I don't know you, but I love you.


"I love you. I don't know you, but I love you." --Lydia at Unity of Burbank

The Universe is always giving us opportunities to learn and to grow and to "walk our talk," which is why it should have come to no surprise that this month has been full of opportunities for me to love when that was not my first instinct.

Last Sunday at church for instance.

As I approached the pews there was a woman standing in the aisle waiting for someone to join her before she sat down. I chose one of three or four empty pews nearby and sat down.

When her friend had joined her, she slid into the aisle right next to me and sat down.

"Ugh. Doesn't she know the empty bus seat rule?" I thought to myself.

It got worse a few seconds later when I realized she had a cold. Ah-choo!

She was sneezing and sucking on cough drops and smelled like menthol from - I assume - some vapor rub. And I was off.

Oh, great. Now I'm going to have to shake her hand and then I'll get sick and the kids will get sick and why couldn't she just sit in an empty pew?

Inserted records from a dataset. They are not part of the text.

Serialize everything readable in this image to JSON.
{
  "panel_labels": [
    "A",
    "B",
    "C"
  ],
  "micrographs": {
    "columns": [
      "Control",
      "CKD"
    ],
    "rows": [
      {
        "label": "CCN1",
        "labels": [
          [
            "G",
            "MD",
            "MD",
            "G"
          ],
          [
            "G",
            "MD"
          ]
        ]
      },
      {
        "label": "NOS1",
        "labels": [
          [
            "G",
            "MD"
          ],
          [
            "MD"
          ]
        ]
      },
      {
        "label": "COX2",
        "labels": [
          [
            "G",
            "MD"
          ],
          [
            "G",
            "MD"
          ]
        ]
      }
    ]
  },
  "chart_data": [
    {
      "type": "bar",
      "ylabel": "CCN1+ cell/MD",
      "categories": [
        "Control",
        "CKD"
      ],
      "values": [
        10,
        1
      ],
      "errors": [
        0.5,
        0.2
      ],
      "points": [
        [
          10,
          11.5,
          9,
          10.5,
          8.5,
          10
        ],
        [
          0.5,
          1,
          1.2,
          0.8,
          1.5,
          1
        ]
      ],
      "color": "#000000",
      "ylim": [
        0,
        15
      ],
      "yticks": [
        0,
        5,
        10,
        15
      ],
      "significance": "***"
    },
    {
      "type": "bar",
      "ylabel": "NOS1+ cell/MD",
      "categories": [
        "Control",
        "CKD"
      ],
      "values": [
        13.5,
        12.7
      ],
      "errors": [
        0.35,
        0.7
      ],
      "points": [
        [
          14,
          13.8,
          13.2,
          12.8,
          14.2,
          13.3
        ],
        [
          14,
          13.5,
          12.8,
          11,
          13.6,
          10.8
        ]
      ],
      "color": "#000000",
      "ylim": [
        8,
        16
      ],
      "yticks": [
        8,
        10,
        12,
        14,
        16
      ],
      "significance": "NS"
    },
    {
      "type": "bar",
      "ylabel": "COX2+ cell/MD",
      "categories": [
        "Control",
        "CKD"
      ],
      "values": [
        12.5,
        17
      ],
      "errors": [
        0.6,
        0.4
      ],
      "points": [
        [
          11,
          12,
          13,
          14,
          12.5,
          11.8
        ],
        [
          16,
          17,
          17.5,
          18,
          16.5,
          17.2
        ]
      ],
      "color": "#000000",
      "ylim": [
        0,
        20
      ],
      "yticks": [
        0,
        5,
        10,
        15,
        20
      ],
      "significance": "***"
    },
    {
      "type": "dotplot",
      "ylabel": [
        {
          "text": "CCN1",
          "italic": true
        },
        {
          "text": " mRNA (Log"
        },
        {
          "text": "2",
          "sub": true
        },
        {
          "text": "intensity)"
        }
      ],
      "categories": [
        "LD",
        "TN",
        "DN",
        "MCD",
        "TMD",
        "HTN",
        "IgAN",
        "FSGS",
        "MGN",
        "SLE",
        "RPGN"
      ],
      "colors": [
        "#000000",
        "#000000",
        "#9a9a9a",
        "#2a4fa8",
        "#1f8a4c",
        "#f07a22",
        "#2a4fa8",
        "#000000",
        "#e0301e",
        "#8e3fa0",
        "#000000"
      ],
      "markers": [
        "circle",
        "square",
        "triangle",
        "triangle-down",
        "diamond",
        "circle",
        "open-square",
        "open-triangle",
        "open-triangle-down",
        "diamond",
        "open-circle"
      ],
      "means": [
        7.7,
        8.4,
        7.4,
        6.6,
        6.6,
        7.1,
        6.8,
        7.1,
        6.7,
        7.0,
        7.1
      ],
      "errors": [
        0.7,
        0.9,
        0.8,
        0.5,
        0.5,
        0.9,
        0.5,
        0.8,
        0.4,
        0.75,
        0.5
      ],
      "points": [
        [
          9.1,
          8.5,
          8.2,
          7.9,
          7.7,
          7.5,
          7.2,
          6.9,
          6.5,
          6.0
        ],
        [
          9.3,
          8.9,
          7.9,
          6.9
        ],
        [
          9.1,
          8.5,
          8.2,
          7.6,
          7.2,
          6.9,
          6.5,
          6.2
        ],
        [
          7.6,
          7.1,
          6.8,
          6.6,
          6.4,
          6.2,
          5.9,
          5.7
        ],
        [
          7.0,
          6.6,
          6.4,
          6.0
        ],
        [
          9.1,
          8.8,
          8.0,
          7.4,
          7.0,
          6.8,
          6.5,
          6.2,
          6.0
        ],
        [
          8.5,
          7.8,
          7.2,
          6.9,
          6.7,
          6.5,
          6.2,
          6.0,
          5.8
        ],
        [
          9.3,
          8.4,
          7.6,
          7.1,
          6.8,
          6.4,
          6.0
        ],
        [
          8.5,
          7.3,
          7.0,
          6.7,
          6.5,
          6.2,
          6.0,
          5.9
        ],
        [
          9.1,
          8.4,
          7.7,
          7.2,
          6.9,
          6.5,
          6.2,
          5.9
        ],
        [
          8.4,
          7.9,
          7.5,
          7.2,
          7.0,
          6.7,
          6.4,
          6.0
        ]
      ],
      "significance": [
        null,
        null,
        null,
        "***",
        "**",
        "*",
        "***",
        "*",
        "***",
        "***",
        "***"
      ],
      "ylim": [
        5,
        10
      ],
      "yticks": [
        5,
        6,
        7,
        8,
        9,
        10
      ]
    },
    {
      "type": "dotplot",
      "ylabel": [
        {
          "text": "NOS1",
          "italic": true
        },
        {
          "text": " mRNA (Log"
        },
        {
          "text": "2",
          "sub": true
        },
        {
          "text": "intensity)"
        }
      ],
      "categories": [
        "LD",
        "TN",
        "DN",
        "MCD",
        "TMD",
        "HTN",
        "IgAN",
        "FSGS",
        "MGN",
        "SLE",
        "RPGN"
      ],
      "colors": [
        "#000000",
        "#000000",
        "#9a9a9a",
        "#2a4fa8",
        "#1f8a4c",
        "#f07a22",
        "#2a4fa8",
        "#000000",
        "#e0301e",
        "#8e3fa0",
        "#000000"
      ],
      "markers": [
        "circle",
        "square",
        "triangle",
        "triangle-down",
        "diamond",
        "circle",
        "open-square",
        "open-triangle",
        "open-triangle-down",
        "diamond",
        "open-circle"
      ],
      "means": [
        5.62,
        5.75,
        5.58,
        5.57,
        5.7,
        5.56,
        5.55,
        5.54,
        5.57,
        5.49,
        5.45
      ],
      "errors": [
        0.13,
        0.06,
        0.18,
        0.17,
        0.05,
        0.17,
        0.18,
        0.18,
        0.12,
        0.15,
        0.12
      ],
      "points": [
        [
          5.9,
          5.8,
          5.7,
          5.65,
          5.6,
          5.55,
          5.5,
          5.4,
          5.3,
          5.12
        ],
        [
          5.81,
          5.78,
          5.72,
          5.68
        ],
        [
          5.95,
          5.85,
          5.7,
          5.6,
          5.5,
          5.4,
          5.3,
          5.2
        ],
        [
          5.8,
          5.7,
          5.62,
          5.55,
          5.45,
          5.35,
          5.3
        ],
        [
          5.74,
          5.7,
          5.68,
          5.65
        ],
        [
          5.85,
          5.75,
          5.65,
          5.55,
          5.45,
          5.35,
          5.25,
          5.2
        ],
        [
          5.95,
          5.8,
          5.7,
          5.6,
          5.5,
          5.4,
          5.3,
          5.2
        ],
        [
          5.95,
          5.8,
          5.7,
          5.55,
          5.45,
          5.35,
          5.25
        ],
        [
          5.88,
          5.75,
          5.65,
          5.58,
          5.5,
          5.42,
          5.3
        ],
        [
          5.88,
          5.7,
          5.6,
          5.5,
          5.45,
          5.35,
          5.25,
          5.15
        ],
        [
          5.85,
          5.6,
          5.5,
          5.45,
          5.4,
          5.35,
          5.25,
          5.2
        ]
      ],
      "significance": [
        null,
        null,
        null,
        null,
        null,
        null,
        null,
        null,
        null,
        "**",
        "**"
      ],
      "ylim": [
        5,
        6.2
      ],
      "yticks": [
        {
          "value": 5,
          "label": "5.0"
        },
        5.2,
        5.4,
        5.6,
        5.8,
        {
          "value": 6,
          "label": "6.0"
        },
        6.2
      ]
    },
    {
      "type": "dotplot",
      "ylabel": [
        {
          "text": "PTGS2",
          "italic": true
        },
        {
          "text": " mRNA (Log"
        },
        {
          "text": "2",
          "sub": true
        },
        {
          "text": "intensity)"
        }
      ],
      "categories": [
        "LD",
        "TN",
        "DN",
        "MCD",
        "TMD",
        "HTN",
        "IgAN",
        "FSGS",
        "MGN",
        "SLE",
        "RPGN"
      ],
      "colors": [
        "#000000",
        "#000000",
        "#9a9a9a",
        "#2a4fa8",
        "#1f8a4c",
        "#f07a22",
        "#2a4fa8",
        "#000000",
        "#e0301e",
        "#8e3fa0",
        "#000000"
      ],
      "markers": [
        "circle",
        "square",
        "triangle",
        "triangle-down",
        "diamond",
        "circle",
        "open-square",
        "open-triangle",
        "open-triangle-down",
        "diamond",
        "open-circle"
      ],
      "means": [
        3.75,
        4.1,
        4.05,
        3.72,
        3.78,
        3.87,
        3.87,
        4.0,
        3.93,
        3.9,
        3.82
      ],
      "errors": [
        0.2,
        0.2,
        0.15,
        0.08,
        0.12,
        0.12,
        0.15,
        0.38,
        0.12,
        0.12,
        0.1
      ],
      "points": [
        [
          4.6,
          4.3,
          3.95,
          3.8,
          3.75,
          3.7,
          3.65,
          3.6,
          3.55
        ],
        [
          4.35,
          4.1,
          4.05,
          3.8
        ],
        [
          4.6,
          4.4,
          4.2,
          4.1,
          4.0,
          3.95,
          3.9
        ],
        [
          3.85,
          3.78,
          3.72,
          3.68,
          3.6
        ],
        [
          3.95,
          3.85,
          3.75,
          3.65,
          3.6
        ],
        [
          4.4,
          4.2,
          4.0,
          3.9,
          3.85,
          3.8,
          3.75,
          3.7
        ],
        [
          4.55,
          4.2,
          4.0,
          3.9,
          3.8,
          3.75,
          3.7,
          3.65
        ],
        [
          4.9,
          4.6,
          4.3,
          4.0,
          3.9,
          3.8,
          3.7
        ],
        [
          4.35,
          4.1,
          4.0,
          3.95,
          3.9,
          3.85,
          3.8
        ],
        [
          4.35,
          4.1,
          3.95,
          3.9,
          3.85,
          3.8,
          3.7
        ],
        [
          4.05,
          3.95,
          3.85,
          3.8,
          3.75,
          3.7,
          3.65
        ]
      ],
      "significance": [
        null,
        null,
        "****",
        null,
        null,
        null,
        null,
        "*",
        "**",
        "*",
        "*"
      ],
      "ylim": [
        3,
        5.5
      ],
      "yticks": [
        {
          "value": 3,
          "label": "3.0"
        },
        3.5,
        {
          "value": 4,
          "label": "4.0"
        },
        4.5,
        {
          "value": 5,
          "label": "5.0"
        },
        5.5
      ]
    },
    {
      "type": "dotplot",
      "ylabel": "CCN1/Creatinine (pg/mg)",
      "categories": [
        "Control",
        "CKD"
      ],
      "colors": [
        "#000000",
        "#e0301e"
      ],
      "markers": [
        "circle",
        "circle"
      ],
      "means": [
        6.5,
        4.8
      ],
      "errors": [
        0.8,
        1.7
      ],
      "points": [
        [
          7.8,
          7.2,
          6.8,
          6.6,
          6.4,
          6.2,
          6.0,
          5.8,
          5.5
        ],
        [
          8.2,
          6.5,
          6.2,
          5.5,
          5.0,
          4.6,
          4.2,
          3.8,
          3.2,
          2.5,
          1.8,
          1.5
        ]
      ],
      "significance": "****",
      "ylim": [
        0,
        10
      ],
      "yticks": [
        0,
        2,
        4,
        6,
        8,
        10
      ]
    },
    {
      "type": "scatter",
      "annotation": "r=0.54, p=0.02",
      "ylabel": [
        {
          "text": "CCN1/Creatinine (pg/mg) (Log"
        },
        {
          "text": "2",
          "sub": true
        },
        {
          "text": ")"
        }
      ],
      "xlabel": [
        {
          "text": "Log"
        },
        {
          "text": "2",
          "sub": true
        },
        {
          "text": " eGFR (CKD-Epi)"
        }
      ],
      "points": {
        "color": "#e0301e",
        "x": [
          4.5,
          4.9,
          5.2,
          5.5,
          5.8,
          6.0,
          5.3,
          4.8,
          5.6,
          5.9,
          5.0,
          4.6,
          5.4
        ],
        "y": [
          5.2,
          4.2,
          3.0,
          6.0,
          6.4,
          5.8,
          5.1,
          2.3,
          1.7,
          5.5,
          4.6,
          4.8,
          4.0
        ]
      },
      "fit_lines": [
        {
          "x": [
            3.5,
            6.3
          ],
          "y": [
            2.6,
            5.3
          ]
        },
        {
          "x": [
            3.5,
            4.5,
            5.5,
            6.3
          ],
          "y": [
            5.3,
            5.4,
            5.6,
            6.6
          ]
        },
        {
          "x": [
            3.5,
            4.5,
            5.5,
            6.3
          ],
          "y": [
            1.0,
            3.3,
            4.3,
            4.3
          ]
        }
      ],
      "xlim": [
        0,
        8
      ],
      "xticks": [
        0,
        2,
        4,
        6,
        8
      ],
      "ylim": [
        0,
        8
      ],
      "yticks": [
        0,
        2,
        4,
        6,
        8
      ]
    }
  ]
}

It took me a few minutes to remember: Oh, yeah. I'm in CHURCH. We're supposed to be kind to each other here. And accept each other here. And LOVE each other here.

So I took a deep breath and tried to overcome my prejudice against this poor woman with a cold.

It reminded me of the time I went to Unity of Burbank with my sister:

On Sunday morning we hoofed it over to Unity of Burbank to hear a friend of my sister's give the message and we were surrounded by angels. 

From the moment we entered the building we were welcomed with open arms and open hearts by all we met. And everyone we met, it seemed, had a connection to either New York (where my sister lived) or Seattle. 

There was the man from Unity of Kent helping his Uncle with some home repairs. The woman from New York who still wore a Yankees pendant around her neck. The man from LA who used to lived in New York AND Seattle. And, of course, there was Lydia. 

She used to live in New York, had moved to LA in the 60's with her husband and family. Had raised her kids here and was now, mostly alone. She was quiet, a bit shy, but friendly. We chatted for awhile and then it was time for the service. 

It started with song as most Unity services do. First, "We Are One in the Spirit," which did our former Protestant hearts good to hear. Then "It's in Every One of Us," which was new to me, but lovely. And finally a rousing rendition of "Good Morning God." In spite of being a small congregation, they really know how to bring down the house at Unity of Burbank.

After the singing was the Opening Prayer and then the Welcome. 

When I said, "small congregation," I was exaggerating slightly. The congregation is tiny. Around 25 people attend services on an average Sunday. 40 or so on a big day like Easter or Christmas. But boy is there a lot of love in this house. 

During the Welcome, music is playing and everyone wanders around the sanctuary hugging everyone. And I mean EVERYONE. Why not? That's only 24 hugs!

I hugged the people I had met and people I had never seen before in my life. And I hugged Lydia. When I did she said to me, "I love you. I don't know you, but I love you." And with these words she touched my heart, brought tears to my eyes, and made my day. No, my vacation. 

Ever since, I think about her whenever I am surrounded by strangers and I ask myself, "Do I love these people even though I don't know them? Could I love them even though I don't know them?"

Sometimes it is hard enough to love those we do know, but loving those we don't, loving everyone, is what we are here to do. Lydia reminded me of that.

During the passing of the peace this past Sunday my sneezing, coldy pew-mate did something similar.

When it came time to greet our neighbors, instead of reaching out her hand, she grabbed me and gave me a big hug. It was as if she was saying, "I love you. I don't know you, but I love you." 

And in that moment, I forgot all about her cold and loved her back.

[This photograph is of another Unity angel, this one at Seattle Unity.]